One of the dangers of living on a boat is the possibility of carbon monoxide (CO) leaking into the cabin from the stove and causing death. CO is odourless, colourless and invisible. When it comes you never know. Often symptoms are passed off as food poisoning, with the whole family feeling the effects. Whenever someone dies from CO poisoning it is sad, but more so when the deceased is known to you.

I first met Spike a few years ago in Thrupp. and have met up with him many times since. His Staffie, Millie, was a real charmer. His boat, Samara, would never win any prizes, but then neither would mine.. Spike was to me an affable chap who didn’t seem to be one for the rules, but he was friendly and a bit of a character. His body was found by some neighbours yesterday morning on the tramway moorings in Banbury.

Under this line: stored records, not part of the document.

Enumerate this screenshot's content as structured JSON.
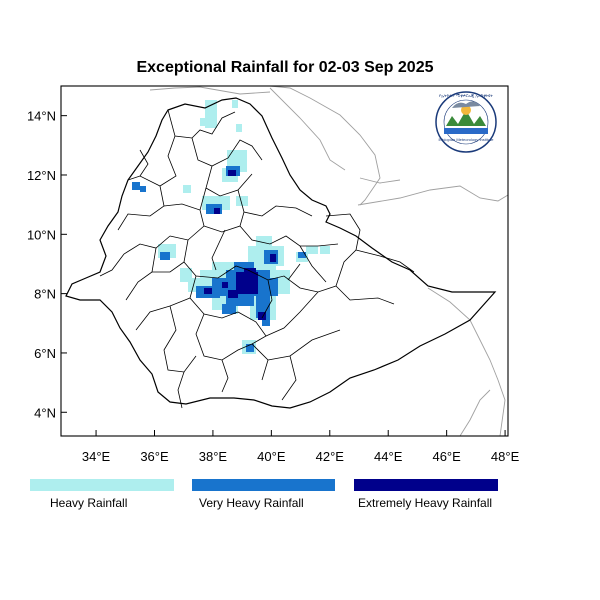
{
  "title": "Exceptional Rainfall for 02-03 Sep 2025",
  "x_ticks": [
    {
      "value": 34,
      "label": "34°E"
    },
    {
      "value": 36,
      "label": "36°E"
    },
    {
      "value": 38,
      "label": "38°E"
    },
    {
      "value": 40,
      "label": "40°E"
    },
    {
      "value": 42,
      "label": "42°E"
    },
    {
      "value": 44,
      "label": "44°E"
    },
    {
      "value": 46,
      "label": "46°E"
    },
    {
      "value": 48,
      "label": "48°E"
    }
  ],
  "y_ticks": [
    {
      "value": 4,
      "label": "4°N"
    },
    {
      "value": 6,
      "label": "6°N"
    },
    {
      "value": 8,
      "label": "8°N"
    },
    {
      "value": 10,
      "label": "10°N"
    },
    {
      "value": 12,
      "label": "12°N"
    },
    {
      "value": 14,
      "label": "14°N"
    }
  ],
  "lon_range": [
    32.8,
    48.1
  ],
  "lat_range": [
    3.2,
    15.0
  ],
  "legend": [
    {
      "label": "Heavy Rainfall",
      "color": "#aeeeee"
    },
    {
      "label": "Very Heavy Rainfall",
      "color": "#1874cd"
    },
    {
      "label": "Extremely Heavy Rainfall",
      "color": "#00008b"
    }
  ],
  "logo": {
    "name": "ethiopian-meteorology-institute-logo",
    "top_text": "የኢትዮጵያ ሚቲዎሮሎጂ ኢንስቲትዩት",
    "bottom_text": "Ethiopian Meteorology Institute"
  },
  "colors": {
    "country_border": "#000000",
    "neighbor_border": "#a0a0a0"
  }
}
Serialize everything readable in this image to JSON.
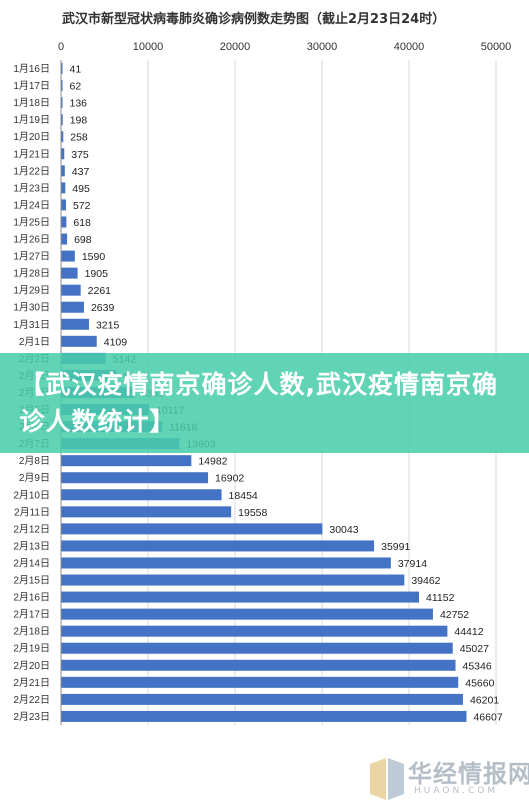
{
  "chart_data": {
    "type": "bar",
    "orientation": "horizontal",
    "title": "武汉市新型冠状病毒肺炎确诊病例数走势图（截止2月23日24时）",
    "xlim": [
      0,
      50000
    ],
    "x_ticks": [
      "0",
      "10000",
      "20000",
      "30000",
      "40000",
      "50000"
    ],
    "grid": true,
    "bar_color": "#4472c4",
    "categories": [
      "1月16日",
      "1月17日",
      "1月18日",
      "1月19日",
      "1月20日",
      "1月21日",
      "1月22日",
      "1月23日",
      "1月24日",
      "1月25日",
      "1月26日",
      "1月27日",
      "1月28日",
      "1月29日",
      "1月30日",
      "1月31日",
      "2月1日",
      "2月2日",
      "2月3日",
      "2月4日",
      "2月5日",
      "2月6日",
      "2月7日",
      "2月8日",
      "2月9日",
      "2月10日",
      "2月11日",
      "2月12日",
      "2月13日",
      "2月14日",
      "2月15日",
      "2月16日",
      "2月17日",
      "2月18日",
      "2月19日",
      "2月20日",
      "2月21日",
      "2月22日",
      "2月23日"
    ],
    "values": [
      41,
      62,
      136,
      198,
      258,
      375,
      437,
      495,
      572,
      618,
      698,
      1590,
      1905,
      2261,
      2639,
      3215,
      4109,
      5142,
      6384,
      8351,
      10117,
      11618,
      13603,
      14982,
      16902,
      18454,
      19558,
      30043,
      35991,
      37914,
      39462,
      41152,
      42752,
      44412,
      45027,
      45346,
      45660,
      46201,
      46607
    ],
    "value_labels": [
      "41",
      "62",
      "136",
      "198",
      "258",
      "375",
      "437",
      "495",
      "572",
      "618",
      "698",
      "1590",
      "1905",
      "2261",
      "2639",
      "3215",
      "4109",
      "5142",
      "6384",
      "8351",
      "10117",
      "11618",
      "13603",
      "14982",
      "16902",
      "18454",
      "19558",
      "30043",
      "35991",
      "37914",
      "39462",
      "41152",
      "42752",
      "44412",
      "45027",
      "45346",
      "45660",
      "46201",
      "46607"
    ]
  },
  "banner": {
    "text": "【武汉疫情南京确诊人数,武汉疫情南京确诊人数统计】",
    "color": "#48cdaa"
  },
  "watermark": {
    "name": "华经情报网",
    "url": "HUAON.COM"
  }
}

It is thought that Spike died from CO poisoning.  We will find out at the post mortem. I have no reason to believe that Spike did not own a CO detector, but then I have no reason to believe he did. Many boaters don’t have a CO detector, this is borne out by continual roll of CO deaths within the boating community. It is not large, but it is persistent.

Anyone not having a CO detector would be wise to get one. They can be purchased from any of the DIY sheds around the country.

Stay safe!


James and Debbie said...

Sad news Maffi. Argos sells co monitors as well, quite often on sale. Ours (one of two) was half price. All the best.

Quaysider said...

Sad news indeed. I'd like to reiterate the importance of CO monitors having been " " this close to the grim reaper last summer... been using a camping gas heater in tents for years... new tent (ergo less ventilation) found my other half collapsed on the floor convulsing and on the drive to hospital, i passed out at the wheel (ambulances were striking and would take 1 hour so in my panic I thought I'd get us there quicker)... luckily, 48 hours being blasted with hi pressure oxygen and the trip to hull for decompression chamber treatment was avoided. WE now have several at monitors at home AND in the camping gear.